Référence neutre : [1984] 2 R.C.S. 407 ?
Identifiant URN:LEX : urn:lex;ca;cour.supreme;arret;1984-11-22;.1984..2.r.c.s..407 ?

Analyses :

Droit administratif - Justice naturelle - Décision quasi judiciaire - Procédure - Recommandation faite à la Commission par le rapport de l’enquêteur - Faits sous-jacents au rapport communiqués de façon incomplète à la plaignante avant la décision - Annulation ou non de la décision - Loi canadienne sur les droits de la personne, 1 (Can.), chap. 33, art. 35, 36(3)b).
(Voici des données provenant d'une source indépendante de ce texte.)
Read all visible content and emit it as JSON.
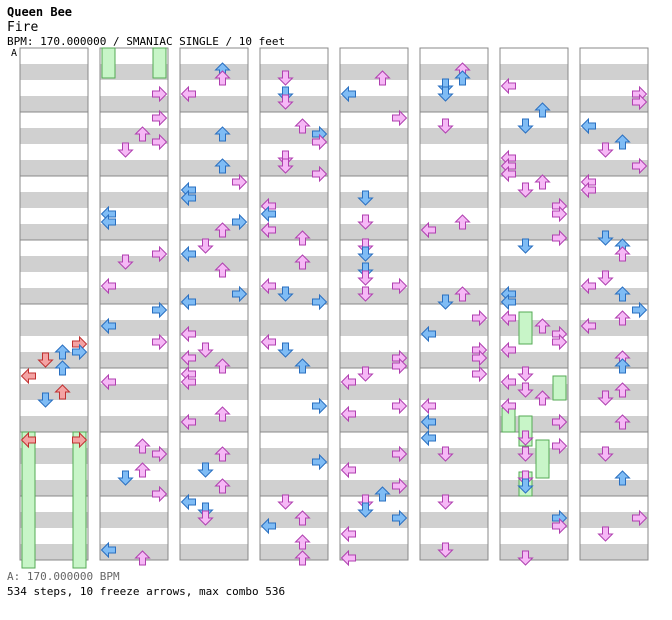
{
  "header": {
    "title": "Queen Bee",
    "artist": "Fire",
    "info": "BPM: 170.000000 / SMANIAC SINGLE / 10 feet"
  },
  "bpm_marker": "A",
  "footer": {
    "bpm_line": "A: 170.000000 BPM",
    "stats": "534 steps, 10 freeze arrows, max combo 536"
  },
  "colors": {
    "quarter": "#f4a3a3",
    "eighth": "#7fbcf5",
    "sixteenth": "#f6b8f6",
    "freeze": "#c8f5c8",
    "band": "#d0d0d0",
    "border": "#888888"
  },
  "chart_data": {
    "type": "step-chart",
    "columns": 8,
    "measures_per_column": 8,
    "lanes": [
      "left",
      "down",
      "up",
      "right"
    ],
    "steps": 534,
    "freeze_arrows": 10,
    "max_combo": 536
  }
}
L’appelante a présenté des plaintes par écrit à la Commission canadienne des droits de la personne pour discrimination fondée sur la race, l’origine nationale ou ethnique et l’âge. Les plaintes ont été déférées à un enquêteur qui, par la suite, a fait savoir à l’appelante qu’il en recommanderait le rejet à la Commission. L’appelante était invitée à envoyer des observations supplémentaires, mais on ne lui en a pas dit beaucoup sur les faits qui ont fondé la décision de l’enquêteur. Lorsque l’appelante a demandé une copie du rapport de l’enquêteur et d’autres renseignements sur les motifs l’appuyant, on lui a fait savoir qu’on pouvait lui faire tenir copie du rapport seulement après que la Commission l’aura approuvé. L’appelante a finalement reçu le rapport mais seulement après qu’elle eut été informée du rejet de ses deux plaintes par la Commission. Ce pourvoi attaque un arrêt de la Cour d’appel fédérale qui a rejeté la demande d’examen judiciaire présentée par l’appelante.

Arrêt: Le pourvoi est accueilli.

L’intimée remplit une fonction quasi judiciaire lorsqu’elle décide de rejeter, en vertu de l’al. 36(3)b) de la Loi canadienne sur les droits de la personne, une plainte qui n’est pas fondée. L’équité dans la procédure exige que la Commission fournisse aux parties la possibilité de présenter des arguments, du moins par écrit sinon à une audience, avant qu’une décision ne soit prise et que la Commission révèle les éléments essentiels de sa preuve aux parties pour s’assurer que les arguments sont produits en connaissance de cause. En l’espèce les éléments essentiels de la preuve contre l’appelante ne lui ont pas été communiquées avant la décision.

[Page 408]

POURVOI contre un arrêt de la Cour d’appel fédérale qui a rejeté la demande d’examen judiciaire présentée par l’appelante à l’encontre d’une décision de la Commission canadienne des droits de la personne. Pourvoi accueilli.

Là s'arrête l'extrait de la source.